What about the Baby Boomer Teen-Weddings?

Minimum marriage age will be raised to 18 years. How do the the Baby-Boomer Teenager Shot- Gun Weddinger’s feel?

‘Minimum marriage age will be raised to 18 in England and Wales in days in bid to stop child brides being forced into wedlock.’

In this article, Stephen Wynn-davies focusses on immigrant brides but neglects the thousands of women who ‘had to get married’ because they were pregnant in the ’50s ’60s. Today, there will be a huge number of upset and angry Baby Boomers like me.

How do they feel? It was legal then to get married, and parents sanctioned it because the alternatives were as follows:

Parents hosting a BASTARD child, socially unacceptable.

ABORTION not legal – with the NHS, you had to be sanctioned by two psychiatrists that you were unfit to give birth

ADOPTION was – preferably after a suitable stay with an ‘Aunt’ so that friends and neighbours didn’t know.

MARRIAGE made it socially acceptable and sod the lives of the teenage parents and children involved.

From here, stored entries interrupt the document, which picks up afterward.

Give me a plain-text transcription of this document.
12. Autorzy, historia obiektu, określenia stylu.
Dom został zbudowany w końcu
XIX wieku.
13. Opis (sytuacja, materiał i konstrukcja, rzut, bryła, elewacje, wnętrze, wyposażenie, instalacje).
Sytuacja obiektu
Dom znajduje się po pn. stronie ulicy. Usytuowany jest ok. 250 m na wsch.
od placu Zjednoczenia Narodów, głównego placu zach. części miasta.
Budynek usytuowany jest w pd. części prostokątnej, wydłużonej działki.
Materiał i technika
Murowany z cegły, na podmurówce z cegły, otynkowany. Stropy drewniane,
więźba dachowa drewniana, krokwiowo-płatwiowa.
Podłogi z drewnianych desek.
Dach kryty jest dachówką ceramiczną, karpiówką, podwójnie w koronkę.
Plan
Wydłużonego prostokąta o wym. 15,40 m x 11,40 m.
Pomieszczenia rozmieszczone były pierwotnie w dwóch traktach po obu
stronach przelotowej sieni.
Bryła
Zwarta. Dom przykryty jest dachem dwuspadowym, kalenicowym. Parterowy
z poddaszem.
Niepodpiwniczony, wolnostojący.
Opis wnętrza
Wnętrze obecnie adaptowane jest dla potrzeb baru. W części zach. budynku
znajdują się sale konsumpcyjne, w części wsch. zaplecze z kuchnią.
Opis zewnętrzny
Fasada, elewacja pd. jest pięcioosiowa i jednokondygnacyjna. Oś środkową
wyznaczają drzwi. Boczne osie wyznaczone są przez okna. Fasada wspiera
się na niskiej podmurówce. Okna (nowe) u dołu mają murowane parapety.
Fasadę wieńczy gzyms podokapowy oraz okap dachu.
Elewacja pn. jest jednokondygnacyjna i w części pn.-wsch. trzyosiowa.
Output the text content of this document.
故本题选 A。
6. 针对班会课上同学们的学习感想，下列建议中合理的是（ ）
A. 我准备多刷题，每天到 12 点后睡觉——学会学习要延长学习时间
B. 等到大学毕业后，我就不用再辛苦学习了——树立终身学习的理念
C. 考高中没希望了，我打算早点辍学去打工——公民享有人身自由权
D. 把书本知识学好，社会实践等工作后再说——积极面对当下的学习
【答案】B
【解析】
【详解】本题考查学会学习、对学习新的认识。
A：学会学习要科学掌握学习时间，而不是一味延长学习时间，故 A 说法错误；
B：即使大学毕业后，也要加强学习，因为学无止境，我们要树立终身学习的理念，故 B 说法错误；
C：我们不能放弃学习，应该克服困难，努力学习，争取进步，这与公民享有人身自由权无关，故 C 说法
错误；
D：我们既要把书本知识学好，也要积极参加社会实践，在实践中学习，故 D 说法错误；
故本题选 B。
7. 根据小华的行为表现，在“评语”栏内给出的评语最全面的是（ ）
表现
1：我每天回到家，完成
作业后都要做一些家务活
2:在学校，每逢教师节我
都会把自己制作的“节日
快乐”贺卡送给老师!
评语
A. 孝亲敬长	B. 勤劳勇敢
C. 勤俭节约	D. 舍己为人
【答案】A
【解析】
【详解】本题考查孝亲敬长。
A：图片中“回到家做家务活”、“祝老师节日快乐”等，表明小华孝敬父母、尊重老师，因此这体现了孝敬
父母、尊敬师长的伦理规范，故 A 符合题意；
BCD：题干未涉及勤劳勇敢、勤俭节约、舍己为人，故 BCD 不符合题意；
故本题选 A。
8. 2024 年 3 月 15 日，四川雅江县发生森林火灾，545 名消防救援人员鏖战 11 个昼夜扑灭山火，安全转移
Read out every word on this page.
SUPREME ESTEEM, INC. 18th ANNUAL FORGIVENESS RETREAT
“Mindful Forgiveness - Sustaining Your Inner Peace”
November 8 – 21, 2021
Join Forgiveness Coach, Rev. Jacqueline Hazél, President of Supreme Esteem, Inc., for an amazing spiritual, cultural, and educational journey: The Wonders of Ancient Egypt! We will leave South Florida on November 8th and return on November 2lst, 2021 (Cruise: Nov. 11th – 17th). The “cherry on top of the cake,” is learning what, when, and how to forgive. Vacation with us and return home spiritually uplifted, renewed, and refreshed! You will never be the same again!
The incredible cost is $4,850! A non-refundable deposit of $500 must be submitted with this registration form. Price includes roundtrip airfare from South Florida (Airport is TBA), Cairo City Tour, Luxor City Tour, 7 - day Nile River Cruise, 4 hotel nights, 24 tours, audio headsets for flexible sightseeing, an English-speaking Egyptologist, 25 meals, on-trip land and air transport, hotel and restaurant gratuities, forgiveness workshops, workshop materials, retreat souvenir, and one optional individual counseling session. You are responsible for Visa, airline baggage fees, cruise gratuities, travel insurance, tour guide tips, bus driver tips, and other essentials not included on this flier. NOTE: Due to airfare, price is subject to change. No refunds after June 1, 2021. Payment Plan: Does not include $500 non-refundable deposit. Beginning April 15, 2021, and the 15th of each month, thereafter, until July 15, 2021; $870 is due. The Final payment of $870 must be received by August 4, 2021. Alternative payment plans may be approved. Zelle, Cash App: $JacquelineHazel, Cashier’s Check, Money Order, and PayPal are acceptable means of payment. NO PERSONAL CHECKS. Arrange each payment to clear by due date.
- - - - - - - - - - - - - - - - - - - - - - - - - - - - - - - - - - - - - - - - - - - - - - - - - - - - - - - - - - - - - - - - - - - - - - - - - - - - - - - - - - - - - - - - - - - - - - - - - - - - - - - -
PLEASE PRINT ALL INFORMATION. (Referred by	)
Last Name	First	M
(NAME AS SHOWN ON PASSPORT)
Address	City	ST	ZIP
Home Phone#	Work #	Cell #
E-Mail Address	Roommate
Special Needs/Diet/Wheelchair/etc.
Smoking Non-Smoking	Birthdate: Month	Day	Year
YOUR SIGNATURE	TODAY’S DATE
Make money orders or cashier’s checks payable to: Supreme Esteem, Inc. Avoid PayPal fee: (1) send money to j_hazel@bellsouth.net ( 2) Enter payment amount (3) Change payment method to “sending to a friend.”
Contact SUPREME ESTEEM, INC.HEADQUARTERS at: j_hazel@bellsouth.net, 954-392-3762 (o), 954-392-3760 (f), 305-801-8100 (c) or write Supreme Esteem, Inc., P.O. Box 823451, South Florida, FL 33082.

UNMARRIED MOTHER no state support whatsoever

Why did women get pregnant then – because the pill wasn’t available to unmarried women.  so there were accidents.

Yes, at 16 you could get married, but were you mature? Mature enough to have sex, but not to carry the burden of mistakes. Mistake? No, it was classed as SIN.

I am today, thinking my parents and his parents (now deceased), would face seven years in jail for what they put me and my boyfriend through, never mind the bewildered child that nobody wanted, born to teenagers.

Dee Harrison and I have written this book ‘Feeding the Gods’ by Elizabeth Harrison. It covers the years 1975 – 2005 and the experiences of four women who meet at college. It is fiction, but our stories about being teenage parents are there.

Elizabeth Harrison is our pen name, we are Dee Harrison and Liz Buxton, and we met on our first day at school. Liz had her rabbit picture displayed on the noticeboard and Dee was one of the first to tie a bow and get her name on the black board. We were five years old – was this an early indication of the direction of our skill sets – practical and logical, art and science?

We grew up in the 1950s and 1960s when there was little encouragement for women to challenge traditional expectations which were; a job (not a career), marriage, children, a girdle (google it), a perm at age forty….and invisibility thereafter.

But there were always women who dared to mix things up a bit. And that was us.

At primary school, Liz joined the woodwork class and Dee the chess team – the only girls. Neither of us liked grammar school discipline, with its demands for inexplicable conformity – kneeling down to have your skirt length checked; a detention if you wore a black bra. Rather than make us conform, this kind of discipline fuelled a desire to get away and do our own thing. When we met up some years later, age twenty-one, we literally bumped our respective baby bumps into one another at a local supermarket. We hadn’t got so far then.

By the time we were twenty-three, we had five children between us, so much for doing our own thing. Unsurprisingly, by the time we were thirty we were both divorced. Now, with no one to tell us what to do or say, we were liberated. We both went back to university, we got good jobs, and as single parents, brought up our children. We had fun and we shared so many experiences, and often said, ‘this is one for the book’.

Some ten years later, we had both met kind men who treated us as equals, and we married them. Then our lives then took totally different paths again with Liz sailing the high seas, crewing across the Atlantic, and living aboard a yacht sailing the Mediterranean; Dee working in IT, and becoming involved in the start-up and development of two successful software companies. When we finally had more time on our hands, the idea of ‘the book’ took hold. As we live on different sides of the country, remote working using Skype worked well for us long before lockdown made it popular. Writing together is both challenging and fun and we have learnt to integrate our different styles and roles into a creative writing process.

Feeding The Gods is a tribute to women brought up in the 1960s and 70s and their experiences in the decades of social change that followed. Is it autobiographical? no, but we did draw upon our experiences and those of others.

Feeding The Gods follows the lives of four women who meet at a university party in the mid 1970’s. When, thirty years later, one of them dies in suspicious circumstances, the subsequent fall out uncovers lies and betrayals. In their search for the truth, the women take on drug companies happy to put profits before safety, and a government desperate to cut the healthcare bill.